Longtemps, la France s'est revendiquée universelle se traduisant par une spectaculaire ouverture sur le monde et une tradition d'accueil bien concrète. Sous le Second Empire, un juif tel que Crémieux, dont la famille était originaire d'Italie, réussissait une ascension politique jusqu'aux premières marches du pouvoir. Ailleurs en Europe, les populations juives étaient encore parfois victimes de pogroms. Quand Pablo Picasso débarqua à Paris pour l'Exposition universelle de 1900, il découvrit une ville cosmopolite. Tout ce qui deviendra l'école de Paris en peinture était largement composée d'étrangers : Utrillo, Chagall, Modigliani ou Soutine. Pendant les années 20, des afro-américains débarquèrent des Etats-Unis à Paris pour profiter de l'absence de discriminations qui les frappaient dans leur pays d'origine. Et ces phénomènes " parisiens " ne doivent pas en masquer un autre, beaucoup plus massif : des millions d'étrangers émigraient en France qui, dès la fin du XIXème siècle, les accueillit, devenant à cette époque le principal foyer d'immigration en Europe. Une immigration venue d'abord d'Europe, puis d'Afrique et d'Asie, voire d'Amérique du Sud. Une immigration qui ne se fit pas sans accrocs. Mais une immigration légitimée par la loi du sol, intégrée par le travail et assimilée par l'école républicaine et l'armée.

Une majorité de Français désormais acquis aux thèses de la préférence nationale

Aujourd'hui, les Français témoignent, par la diversité de leurs racines russe, portugaise ou congolaise, de cet universalisme. Pourtant, les sondages se succèdent et confirment la mise en avant de l'identité nationale (terme à connotation positive pour 75% des Français). Concrètement, les Français se révèlent majoritairement favorables aux mesures s'apparentant à de la préférence nationale. Pour plus des deux tiers ( 67%), il faut réserver les allocations familiales et les aides aux logements aux seuls Français et ressortissants de l'Union européenne. 61% souhaite même supprimer l'Aide médicale d'Etat (AME) permettant aux immigrés clandestins de profiter de soins médicaux gratuits en France. Un clivage gauche - droite est très prononcé sur ces questions (près de 40 points séparent Les Républicains des Socialistes en termes d'approbation). En revanche, gauche et droite se rejoignent en matière de délinquance, où la tolérance zéro prévaut sur l'ensemble du spectre politique : 83% sont favorables à l'expulsion systématique, à l'issue de leur peine, de tous les étrangers condamnés pour crime ou acte de délinquance en France.

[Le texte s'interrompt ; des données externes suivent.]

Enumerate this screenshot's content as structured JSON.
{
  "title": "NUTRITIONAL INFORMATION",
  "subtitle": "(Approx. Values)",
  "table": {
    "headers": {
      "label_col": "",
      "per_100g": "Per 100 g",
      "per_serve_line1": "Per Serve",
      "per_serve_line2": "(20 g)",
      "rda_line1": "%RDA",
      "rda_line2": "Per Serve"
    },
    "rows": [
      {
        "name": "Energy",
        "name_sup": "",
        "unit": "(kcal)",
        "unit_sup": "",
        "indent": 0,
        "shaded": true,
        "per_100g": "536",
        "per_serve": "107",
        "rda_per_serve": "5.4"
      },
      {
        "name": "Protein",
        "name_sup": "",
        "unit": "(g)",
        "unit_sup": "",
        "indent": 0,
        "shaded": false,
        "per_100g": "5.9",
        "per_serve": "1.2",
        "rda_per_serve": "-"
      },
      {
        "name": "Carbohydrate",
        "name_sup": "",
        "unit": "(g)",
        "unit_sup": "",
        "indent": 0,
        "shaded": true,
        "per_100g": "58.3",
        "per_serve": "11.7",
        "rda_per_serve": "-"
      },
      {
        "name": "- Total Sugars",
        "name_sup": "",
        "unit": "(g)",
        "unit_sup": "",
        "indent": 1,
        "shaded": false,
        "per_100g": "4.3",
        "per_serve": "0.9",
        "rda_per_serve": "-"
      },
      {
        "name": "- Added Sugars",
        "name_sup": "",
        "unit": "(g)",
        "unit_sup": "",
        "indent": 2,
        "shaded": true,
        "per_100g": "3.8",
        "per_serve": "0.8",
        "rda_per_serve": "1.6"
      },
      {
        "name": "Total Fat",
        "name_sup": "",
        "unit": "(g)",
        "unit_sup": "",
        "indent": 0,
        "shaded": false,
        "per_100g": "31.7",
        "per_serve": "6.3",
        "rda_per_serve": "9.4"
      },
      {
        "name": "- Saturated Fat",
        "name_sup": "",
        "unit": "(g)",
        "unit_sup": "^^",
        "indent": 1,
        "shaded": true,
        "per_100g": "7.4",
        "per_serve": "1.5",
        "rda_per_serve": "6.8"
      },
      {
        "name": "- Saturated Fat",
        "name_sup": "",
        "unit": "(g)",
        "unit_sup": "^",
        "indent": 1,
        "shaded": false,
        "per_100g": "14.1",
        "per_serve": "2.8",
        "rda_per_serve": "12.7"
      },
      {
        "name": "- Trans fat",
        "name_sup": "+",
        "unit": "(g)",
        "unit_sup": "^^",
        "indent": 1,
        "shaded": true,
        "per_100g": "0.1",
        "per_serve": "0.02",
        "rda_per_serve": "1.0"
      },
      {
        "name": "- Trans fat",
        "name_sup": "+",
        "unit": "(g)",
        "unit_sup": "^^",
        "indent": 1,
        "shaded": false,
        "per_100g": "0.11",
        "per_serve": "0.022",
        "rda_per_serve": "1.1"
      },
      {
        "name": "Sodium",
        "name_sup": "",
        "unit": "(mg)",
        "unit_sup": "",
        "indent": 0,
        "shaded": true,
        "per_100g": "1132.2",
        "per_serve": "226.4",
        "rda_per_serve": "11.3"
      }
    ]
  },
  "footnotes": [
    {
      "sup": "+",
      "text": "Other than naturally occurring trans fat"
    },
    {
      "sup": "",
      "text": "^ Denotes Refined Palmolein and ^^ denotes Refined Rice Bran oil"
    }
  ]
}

Un autre aspect décisif concerne le droit du sol. Ce droit est en vigueur en France depuis 1889. La grandeur d'âme n'a pas été la seule inspiratrice de ce principe généreux, qui a vu le jour dans un contexte où la population allemande était en plein boom, au moment où la France, avide de revanche, connaissait une chute de ses naissances. 136 ans plus tard, le rapport de force démographique entre les deux Etats s'est inversé dans sa dynamique. Et sans surprise, c'est l'Allemagne qui ouvre désormais ses portes aux migrants, tandis que les Français se braquent sur la question migratoire, quitte à remettre en question le principe même de droit du sol. C'est ainsi qu'une majorité d'entre eux ( 59%) ne souhaite plus l'attribution automatique de la nationalité française pour les enfants nés en France de parents étrangers.

Les historiens de demain décèleront laquelle des raisons -peur de l'islamisme, ghettoïsation des banlieues, nouvelles vagues de migrants ou difficultés économiques - a été la plus décisive pour expliquer un tel changement de posture à l'égard de l'immigration, dans ce vieux pays qui s'est largement appuyé dans le passé sur celle-ci pour rebondir. Mais dans un futur proche, ce mouvement d'opinion, par sa radicalité, va amener les politiques à se (re)positionner. Ici en France, cela ne manquera pas d'hystériser le débat public. Et là-bas, notamment en Afrique où des millions d'habitants partagent une singulière familiarité avec la France, le message perçu sera cinglant : c'est fini, la France n'est plus universelle.